1 Tex. Code Crim. Proc. art. 37.07 §3(a)(1).
2 Tex. Code Crim. Proc. art. 37.07 §§3(a)(1), 3(a)(1)(A), 3(a)(1)(B).
3 Tex. Code Crim. Proc. art. 37.07 §3(a)(2), (3)(h), (4)(d).
4 Flowers v. State, 220 S.W.3d 919, 921 (Tex. Crim. App. 2007).
5 Beal v. State, 91 S.W.3d 794, 796 (Tex. Crim. App. 2002).
6 Flowers, 220 S.W.3d at 921; Ex parte Augusta, 639 S.W.2d 481 (Tex. Crim. App. 1982).
7 Flowers, 220 S.W.3d at 922.
8 See Cain v. State, 468 S.W.2d 856 (Tex. Crim. App. 1971).
9 Littles v. State, 726 S.W.2d 26, 32 (Tex. Crim. App. 1984) (op. on reh’g); Pachecano v. State, 881 S.W.2d 537, 545 (Tex. App.—Fort Worth 1994, no pet.).
10 Orsag v. State, 312 S.W.3d 105, 118-19 (Tex. App.—Houston [14th Dist.] 2010, pet. ref’d); Pachecano, 881 S.W.2d at 545; see Tex. Code Crim. Proc. art. 38.27.

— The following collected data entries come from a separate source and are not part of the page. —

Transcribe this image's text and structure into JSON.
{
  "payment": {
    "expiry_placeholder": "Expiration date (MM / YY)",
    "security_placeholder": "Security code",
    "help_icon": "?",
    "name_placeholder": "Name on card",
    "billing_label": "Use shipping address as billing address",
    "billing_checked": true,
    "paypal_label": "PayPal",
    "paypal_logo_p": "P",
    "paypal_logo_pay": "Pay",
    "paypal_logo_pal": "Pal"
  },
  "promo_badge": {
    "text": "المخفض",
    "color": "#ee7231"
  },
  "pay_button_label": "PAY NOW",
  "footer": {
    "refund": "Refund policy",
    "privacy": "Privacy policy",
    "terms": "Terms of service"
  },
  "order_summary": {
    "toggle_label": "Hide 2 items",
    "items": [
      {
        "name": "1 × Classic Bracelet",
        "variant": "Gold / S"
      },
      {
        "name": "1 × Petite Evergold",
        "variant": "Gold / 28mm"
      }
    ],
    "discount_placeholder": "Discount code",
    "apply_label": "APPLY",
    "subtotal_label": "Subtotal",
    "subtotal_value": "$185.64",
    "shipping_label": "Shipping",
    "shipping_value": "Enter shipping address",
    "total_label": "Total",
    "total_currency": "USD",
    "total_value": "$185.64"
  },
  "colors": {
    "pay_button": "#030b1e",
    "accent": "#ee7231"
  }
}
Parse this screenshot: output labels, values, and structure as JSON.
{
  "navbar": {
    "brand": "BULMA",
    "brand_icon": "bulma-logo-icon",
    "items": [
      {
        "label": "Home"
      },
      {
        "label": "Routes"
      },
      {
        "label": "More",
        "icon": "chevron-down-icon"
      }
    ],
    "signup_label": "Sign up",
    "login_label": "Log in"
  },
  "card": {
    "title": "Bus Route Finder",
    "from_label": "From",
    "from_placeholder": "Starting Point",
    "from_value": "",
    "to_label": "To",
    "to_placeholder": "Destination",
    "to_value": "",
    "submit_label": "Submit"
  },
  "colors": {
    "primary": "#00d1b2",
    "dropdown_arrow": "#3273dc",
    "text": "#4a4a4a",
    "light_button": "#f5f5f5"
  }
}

11 Orsag, 312 S.W.3d at 118; Bautista v. State, 642 S.W.2d 233, 236-37 (Tex.App.—Houston [14th Dist.] 1982, pet. ref’d).
12 Flowers, 220 S.W.3d at 924-25.
13 Tex. Code Crim. Proc. art. 37.07 §3(a)(1); Huizar v. State, 12 S.W.3d 479, 481 (Tex. Crim. App. 2000).
14 Huizar, 12 S.W.3d at 484.
15 Smith v. State, 227 S.W.3d 753, 762 (Tex. Crim. App. 2007).
16 Davis v. State, 329 S.W.3d 798, 805 (Tex. Crim. App. 2010).
17 Simpson v. State, 119 S.W.3d 262 (Tex. Crim. App. 2003); Rogers v. State, 991 S.W.2d 263, 266 (Tex. Crim. App. 1999).
18 Tex. Code Crim. Proc. art. 37.07 §3(g).
19 Hayden v. State, 296 S.W.3d 549, 552-53 (Tex. Crim. App. 2009) (listing scenarios in which “comparative worth” testimony inadmissible).
20 Goff v. State, 931 S.W.2d 537, 553-54 (Tex. Crim. App. 1996) (holding that trial court did not abuse its discretion in refusing to allow cross examination a witness about the victim’s prior conviction for injury to a child and victim’s homosexuality); Hayden, 296 S.W.3d at 553-54 (trial court did not abuse its discretion by excluding evidence of the victim’s status as a registered sex offender because it was not relevant to the defendant’s punishment).